Food

3 ways to balance high craft and low labor

As labor costs continue to rise, restaurant and retail foodservice operators are seeking ways to trim the work to produce a menu, but maintain a unique, handcrafted approach that will keep customers coming back.

Three ways to accomplish both goals are relying on versatile ingredients, leaning on speed-scratch options and adding finishing touches with impact.

Ingredients that can do double or triple duty are lifesavers for many restaurants and retailers. It starts with a well-engineered menu that finds ways to maximize a smaller inventory of basic ingredients. Items like housemade gravies, sauces and dressings can make multiple appearances across the right menu mix. Even more complex dishes like chili or mac and cheese can stand on their own and be worked into burgers, hot dogs, appetizer bites and other options. A popular and easily prepped item like queso can boost the flavor profile of nachos, sandwiches, Mexican-style pizza and more. Marinara works in pizza, pasta, on sandwiches and as a dip with breadsticks.

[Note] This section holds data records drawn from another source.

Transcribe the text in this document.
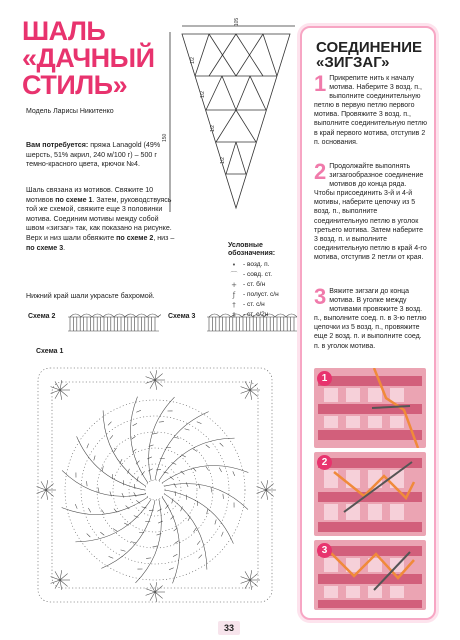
ШАЛЬ
«ДАЧНЫЙ
СТИЛЬ»
Модель Ларисы Никитенко
Вам потребуется: пряжа Lanagold (49% шерсть, 51% акрил, 240 м/100 г) – 500 г темно-красного цвета, крючок №4.
Шаль связана из мотивов. Свяжите 10 мотивов по схеме 1. Затем, руководствуясь той же схемой, свяжите еще 3 половинки мотива. Соединим мотивы между собой швом «зигзаг» так, как показано на рисунке. Верх и низ шали обвяжите по схеме 2, низ – по схеме 3.
Нижний край шали украсьте бахромой.
105
150
1/2
1/2
1/2
1/2
Условные обозначения:
•	- возд. п.
⌒ - совд. ст.
+ - ст. б/н
ƒ	- полуст. с/н
†	- ст. с/н
‡	- ст. с/2н
Схема 2	Схема 3
Схема 1
СОЕДИНЕНИЕ
«ЗИГЗАГ»
1 Прикрепите нить к началу мотива. Наберите 3 возд. п., выполните соединительную петлю в первую петлю первого мотива. Провяжите 3 возд. п., выполните соединительную петлю в край первого мотива, отступив 2 п. основания.
2 Продолжайте выполнять зигзагообразное соединение мотивов до конца ряда. Чтобы присоединить 3-й и 4-й мотивы, наберите цепочку из 5 возд. п., выполните соединительную петлю в уголок третьего мотива. Затем наберите 3 возд. п. и выполните соединительную петлю в край 4-го мотива, отступив 2 петли от края.
3 Вяжите зигзаги до конца мотива. В уголке между мотивами провяжите 3 возд. п., выполните соед. п. в 3-ю петлю цепочки из 5 возд. п., провяжите еще 2 возд. п. и выполните соед. п. в уголок мотива.
1
2
3
33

Relying on speed scratch goes a step further, removing sometimes demanding and time-consuming prep work and allowing kitchens to operate efficiently with fewer highly skilled team members. Portion-controlled proteins—both cooked and raw—eliminate the need for butchery skills. Sauce, soup and gravy bases can boost the flavor of braises and vegetables, inspire signature dips for appetizers and fries, enhance sandwiches, bind casseroles and lasagnas and more. Precut vegetables and fruits add a fresh element while reducing not only labor but also waste. Specialized items like desserts and breads are often better sourced parbaked from specialty producers than handled in-house; baking them on the premises reinforces the handcrafted image.

The sensory impact of flourishes added to meals, either on the plate or in takeout containers, arguably have the most impact on the handcrafted perception. The possibilities are endless:

  • Burgers and sandwich or wrap halves stacked creatively using craft bamboo picks or signature wooden picks.
  • Displays and vessels that add height and drama to fries and appetizers.
  • A shower of fresh herbs or fleur de sel over appetizers or desserts.
  • Seasonal or holiday-themed touches: dessert portions dusted with pumpkin spice in the fall, holiday-shaped cookies at Christmas, heart-themed garnishes for Valentine’s Day.
  • A pop of color—fruit and vegetable garnishes, fresh herbs—to reinforce the fresh, made-here message.
  • An unexpected touch: fried multicolored tortilla strips on the salad that provide crunch and visual appeal, fresh-made croutons atop or alongside soups, cheese grated over the pasta at service.